Halacha und Haggada: Formen der jüdischen Literatur

Halacha und Haggada: Formen der jüdischen Literatur
Halacha und Haggada: Formen der jüdischen Literatur
 
In einer klassischen Einleitung zum Talmud aus dem 11. Jahrhundert heißt es: »Haggada ist die Erklärung, die im Talmud über irgendeinen Gegenstand vorkommt, der nicht gesetzlich ist und woraus du nur das zu lernen brauchst, was dir gefällt.« Von der unverbindlichen Haggada wird die hochverbindliche Halacha unterschieden. »Halacha« heißt wörtlich »Gehen«, »Wandel« und meint den von der jüdischen Religion vorgeschriebenen Weg.

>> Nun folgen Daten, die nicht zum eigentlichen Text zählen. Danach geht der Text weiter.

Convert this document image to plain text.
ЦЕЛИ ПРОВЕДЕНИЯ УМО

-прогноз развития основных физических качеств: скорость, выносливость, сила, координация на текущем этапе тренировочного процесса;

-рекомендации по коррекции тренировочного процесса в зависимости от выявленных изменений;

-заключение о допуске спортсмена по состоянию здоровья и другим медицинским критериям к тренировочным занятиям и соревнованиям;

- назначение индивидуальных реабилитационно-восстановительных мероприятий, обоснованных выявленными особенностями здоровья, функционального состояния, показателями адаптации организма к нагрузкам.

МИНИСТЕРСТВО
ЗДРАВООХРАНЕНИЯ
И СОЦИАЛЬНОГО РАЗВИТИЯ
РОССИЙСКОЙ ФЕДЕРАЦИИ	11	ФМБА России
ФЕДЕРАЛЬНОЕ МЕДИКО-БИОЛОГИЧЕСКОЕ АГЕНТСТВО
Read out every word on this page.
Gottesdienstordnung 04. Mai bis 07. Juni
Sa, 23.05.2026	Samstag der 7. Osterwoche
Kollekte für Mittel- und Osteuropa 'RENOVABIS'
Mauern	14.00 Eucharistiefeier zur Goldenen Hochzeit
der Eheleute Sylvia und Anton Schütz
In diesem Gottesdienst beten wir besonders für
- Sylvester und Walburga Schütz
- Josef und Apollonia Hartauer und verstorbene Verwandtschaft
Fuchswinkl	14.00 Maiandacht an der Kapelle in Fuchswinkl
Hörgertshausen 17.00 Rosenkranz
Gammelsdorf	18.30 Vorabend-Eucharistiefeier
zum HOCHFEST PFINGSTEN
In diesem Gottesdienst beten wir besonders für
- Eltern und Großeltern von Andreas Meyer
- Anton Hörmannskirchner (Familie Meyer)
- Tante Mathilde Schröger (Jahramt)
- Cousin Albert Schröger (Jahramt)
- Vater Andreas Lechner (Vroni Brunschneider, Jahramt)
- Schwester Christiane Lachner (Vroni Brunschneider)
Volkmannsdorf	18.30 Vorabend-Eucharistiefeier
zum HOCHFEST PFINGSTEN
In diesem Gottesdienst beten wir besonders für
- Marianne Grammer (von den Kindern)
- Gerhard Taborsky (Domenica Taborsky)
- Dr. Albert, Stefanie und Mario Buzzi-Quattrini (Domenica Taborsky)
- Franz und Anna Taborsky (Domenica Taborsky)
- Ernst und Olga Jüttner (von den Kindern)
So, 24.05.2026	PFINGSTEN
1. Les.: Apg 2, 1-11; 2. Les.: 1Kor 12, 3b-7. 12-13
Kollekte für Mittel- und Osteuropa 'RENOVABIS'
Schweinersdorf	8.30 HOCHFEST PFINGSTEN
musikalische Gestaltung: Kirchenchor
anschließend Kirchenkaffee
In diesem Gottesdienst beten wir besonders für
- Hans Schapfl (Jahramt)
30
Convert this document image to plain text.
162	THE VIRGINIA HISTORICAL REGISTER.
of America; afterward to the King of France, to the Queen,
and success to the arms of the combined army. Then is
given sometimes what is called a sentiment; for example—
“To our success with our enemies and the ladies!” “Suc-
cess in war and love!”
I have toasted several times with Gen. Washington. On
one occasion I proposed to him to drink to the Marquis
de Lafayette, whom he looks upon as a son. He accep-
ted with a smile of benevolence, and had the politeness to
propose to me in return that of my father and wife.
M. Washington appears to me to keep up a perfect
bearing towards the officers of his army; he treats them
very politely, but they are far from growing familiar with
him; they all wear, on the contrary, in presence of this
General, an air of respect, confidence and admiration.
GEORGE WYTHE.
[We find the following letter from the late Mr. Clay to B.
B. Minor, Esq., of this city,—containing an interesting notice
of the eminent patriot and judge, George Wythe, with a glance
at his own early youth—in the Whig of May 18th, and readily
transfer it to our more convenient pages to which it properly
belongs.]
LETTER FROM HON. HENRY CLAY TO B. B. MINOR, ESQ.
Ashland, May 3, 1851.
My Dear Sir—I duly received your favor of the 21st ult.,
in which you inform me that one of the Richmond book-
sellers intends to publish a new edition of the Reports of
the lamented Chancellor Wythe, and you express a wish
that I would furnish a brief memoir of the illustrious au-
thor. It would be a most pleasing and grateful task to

Der Begriff bezeichnet das ganze wie auch jedes einzelne Religionsgesetz, das das Leben eines Juden von der Wiege bis zur Bahre regeln soll. Als praktische Norm muss die Halacha jederzeit klar entschieden werden. Haggada (aramäisch Agada, »Erzählung«) bezeichnet dagegen den nichtgesetzlichen Überlieferungsstoff, der keiner Entscheidung unterliegt. Die Haggada umfasst, positiv ausgedrückt, eine große Mannigfaltigkeit an verschiedenen Formen und Inhalten, etwa erbauliche Exegesen, Lehrdebatten, moralische Sprüche, poetische Parabeln, biographische Anekdoten, medizinische Rezepte, politische Losungen, mystische Erlebnisse, die ursprünglich in der Predigt oder im Lehrvortrag erzählt wurden.
 
Die Einteilung in Halacha und Haggada entspricht der Unterscheidung von »legalen« und narrativen Textgattungen in der Bibel: Auf der einen Seite die Gesetze und auf der anderen die Erzählungen von der Weltschöpfung, den Erzvätern, dem erwählten Volk; des weiteren die Verheißungen, die Psalmen, die Weisheitssprüche. Für die unterschiedliche Bewertung dieser beiden Gattungen in der Tradition ist die Frage bezeichnend, mit der Raschi seinen klassischen Kommentar zum Pentateuch eröffnet. Warum, so fragt er, beginnt der Pentateuch mit der Weltschöpfung und nicht mit dem 12. Kapitel des Exodus, wo das erste Gesetz verkündet wurde? Der Schöpfungsmythos soll ihm zufolge nicht etwa die theoretische Neugier befriedigen, sondern lediglich eine Rahmenerzählung, eine Präambel des Gesetzes bieten. Das Leben der Erzväter in der Bibel oder der Väter im Talmud interessiert nicht an sich, sondern als lebendige Verkörperung der Norm, als Exempel. Die mittelalterlichen Lehrhäuser legten den Schwerpunkt ihrer Studien auf die Erörterung der Halacha. Im traditionellen Schulbetrieb wird nach wie vor alle Energie in die Halacha investiert, während die Haggada in der Regel kein Gegenstand der Diskussion ist und vernachlässigt wird. Der Gegensatz von Halacha und Haggada wird schon in der rabbinischen Literatur selbst thematisiert und mit milden Formeln ausgeglichen.
 
In einem Midrasch zum Beginn der Zehn Gebote: »Ich bin der Ewige, dein Gott« (2. Mose 20, 2) heißt es: »Gott erschien ihnen mit ernstem Gesicht, mit normalem Gesicht, mit heiterem Gesicht und mit lachendem Gesicht. Mit ernstem Gesicht hinsichtlich der Thora - wenn ein Mensch seinem Sohne die Thora lehrt, muss es mit furchteinflößender Miene geschehen; mit normalem Gesicht hinsichtlich der Mischna, mit heiterem Gesicht hinsichtlich des Talmud, mit lachendem Gesicht hinsichtlich der Haggada.« Man vergleicht auch die Halacha mit dem Grundnahrungsmittel Korn und die Haggada mit dem Wein; die Haggada wird als notwendige volkstümliche Belehrung angesehen und die Halacha als Stoff für Spezialisten.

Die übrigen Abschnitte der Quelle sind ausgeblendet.